Saturday, October 06, 2007

Peace the most important aspect of German unification: academia

Taipei, Oct. 4 (CNA) The most important aspect that the experience of German unification might offer Taiwan is that there was not a single incident of bloodshed, a visiting German professor said Thursday in Taipei.

"There was not a drop of blood shed during the process of German unification. I think it's the most important part of the experience," said Rudolph Wagner, a professor at Germany's Heidelberg University and one of the most respected sinologists in Europe, during a roundtable with press.

Wagner is scheduled to deliver a speech, titled "German Unification: Popular Culture, Maoist Students, and the Socialist Disneyland, " Saturday in an international lecture series organized by Lung Yingtai Cultural Foundation.

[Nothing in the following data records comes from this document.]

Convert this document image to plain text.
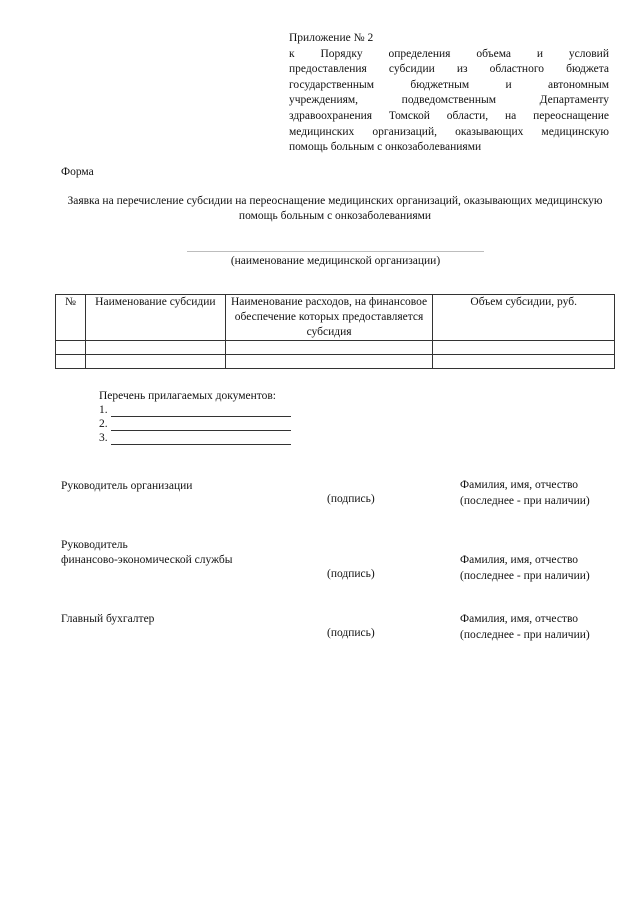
Приложение № 2
к Порядку определения объема и условий
предоставления субсидии из областного бюджета
государственным бюджетным и автономным
учреждениям, подведомственным Департаменту
здравоохранения Томской области, на переоснащение
медицинских организаций, оказывающих медицинскую
помощь больным с онкозаболеваниями
Форма
Заявка на перечисление субсидии на переоснащение медицинских организаций, оказывающих медицинскую помощь больным с онкозаболеваниями
(наименование медицинской организации)
№	Наименование субсидии	Наименование расходов, на финансовое обеспечение которых предоставляется субсидия	Объем субсидии, руб.

Перечень прилагаемых документов:
1.
2.
3.
Руководитель организации
(подпись)
Фамилия, имя, отчество
(последнее - при наличии)
Руководитель
финансово-экономической службы
(подпись)
Фамилия, имя, отчество
(последнее - при наличии)
Главный бухгалтер
(подпись)
Фамилия, имя, отчество
(последнее - при наличии)
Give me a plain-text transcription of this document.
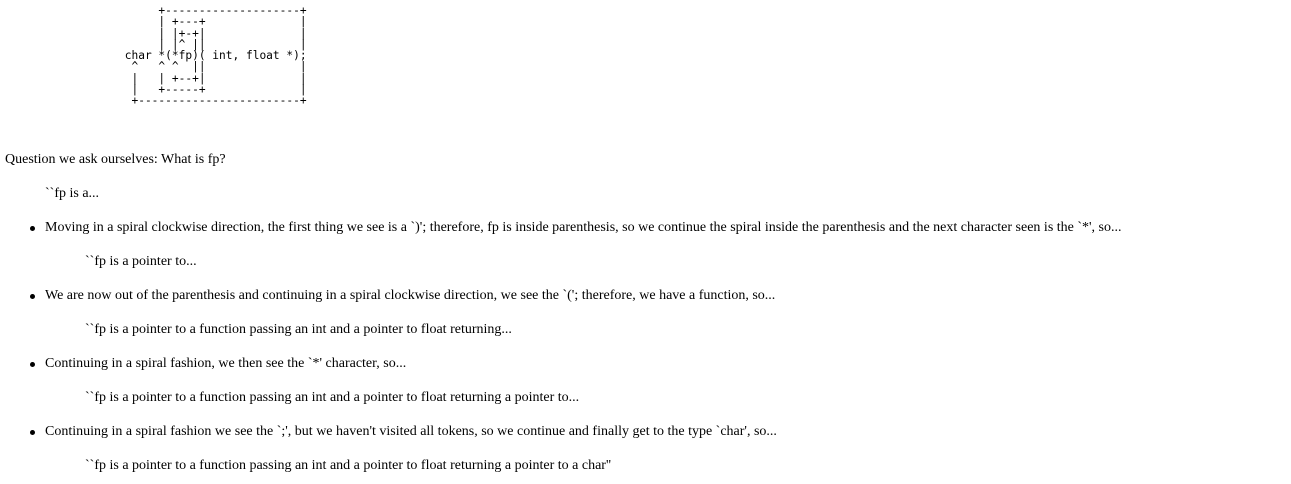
+--------------------+
| +---+              |
| |+-+|              |
| |^ ||              |
char *(*fp)( int, float *);
^   ^ ^  ||              |
|   | +--+|              |
|   +-----+              |
+------------------------+

Question we ask ourselves: What is fp?

``fp is a...

Moving in a spiral clockwise direction, the first thing we see is a `)'; therefore, fp is inside parenthesis, so we continue the spiral inside the parenthesis and the next character seen is the `*', so...
``fp is a pointer to...
We are now out of the parenthesis and continuing in a spiral clockwise direction, we see the `('; therefore, we have a function, so...
``fp is a pointer to a function passing an int and a pointer to float returning...
Continuing in a spiral fashion, we then see the `*' character, so...
``fp is a pointer to a function passing an int and a pointer to float returning a pointer to...
Continuing in a spiral fashion we see the `;', but we haven't visited all tokens, so we continue and finally get to the type `char', so...
``fp is a pointer to a function passing an int and a pointer to float returning a pointer to a char''
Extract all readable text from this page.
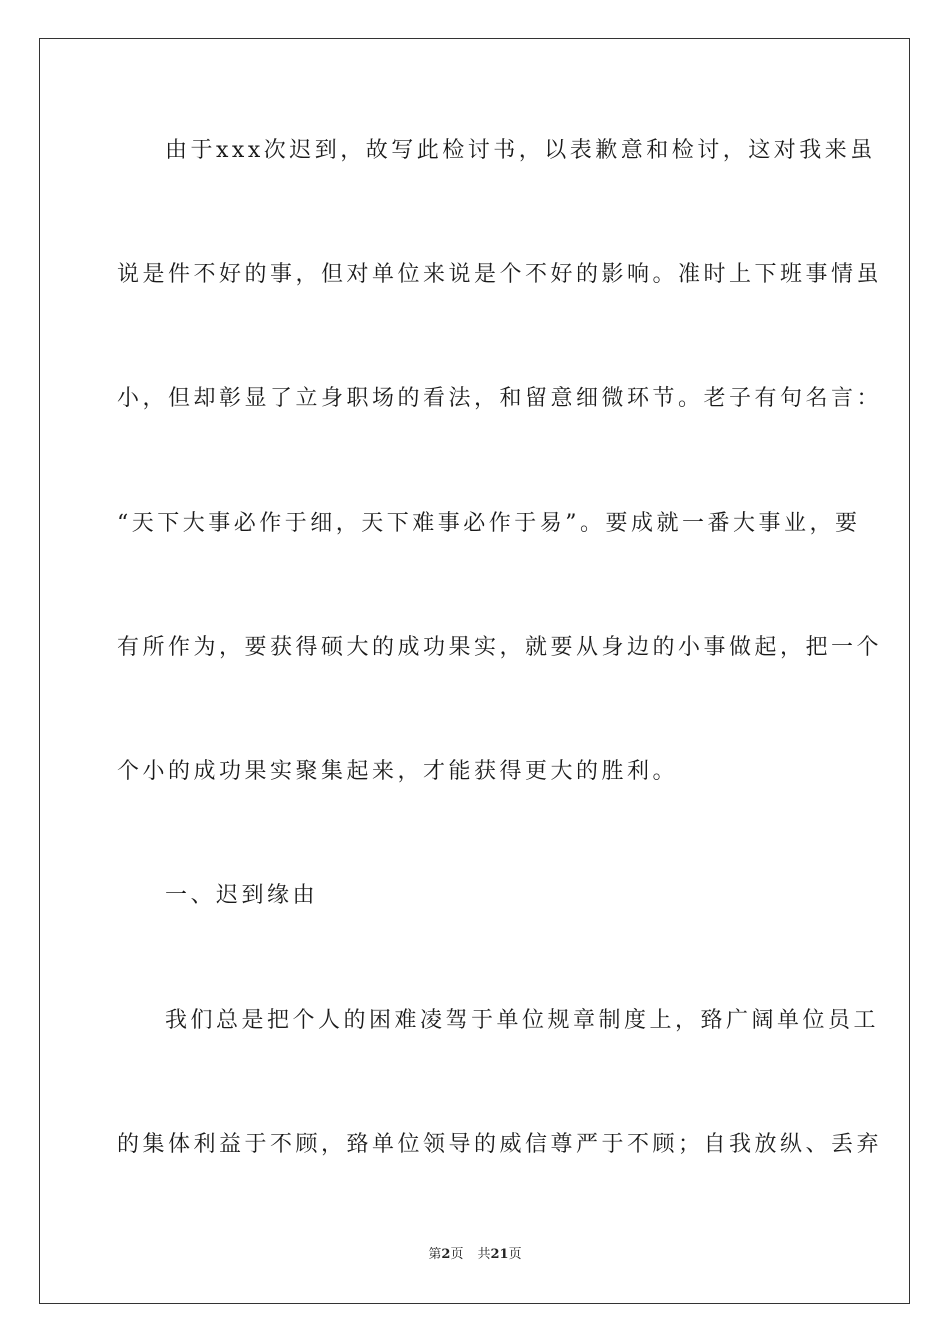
由于xxx次迟到，故写此检讨书，以表歉意和检讨，这对我来虽
说是件不好的事，但对单位来说是个不好的影响。准时上下班事情虽
小，但却彰显了立身职场的看法，和留意细微环节。老子有句名言：
“天下大事必作于细，天下难事必作于易”。要成就一番大事业，要
有所作为，要获得硕大的成功果实，就要从身边的小事做起，把一个
个小的成功果实聚集起来，才能获得更大的胜利。
一、迟到缘由
我们总是把个人的困难凌驾于单位规章制度上，臵广阔单位员工
的集体利益于不顾，臵单位领导的威信尊严于不顾；自我放纵、丢弃
第2页 共21页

The background to and process of German unification was unique, as is the Taiwan Strait issue, which is why the experience cannot be duplicated, he said, adding that it's not suitable to compare these two cases.

Most West German citizens neither talked about unification, nor saw it coming six weeks before the 1989 unification. In fact, it was East German citizens who pushed for unification. And the German unification essentially defied post-Cold War common sense, which postulated that continued separation, rather than unification, was more likely he pointed out.

Wagner described German unification as an "accident" of history amid the unpredictable and rapid changing international situation of the late 1980s.

"Wait for the historical moment, then something will happen, " he said in a comment on the future of the two sides of the Taiwan Strait.

With a Ph.D. from the University of Munich, Wagner has done extensive research on Buddhism, Taoist philosophy, and contemporary Chinese politics and the media. In 1992, he was awarded the Leibniz Prize, Europe's most prestigious prize in the humanities.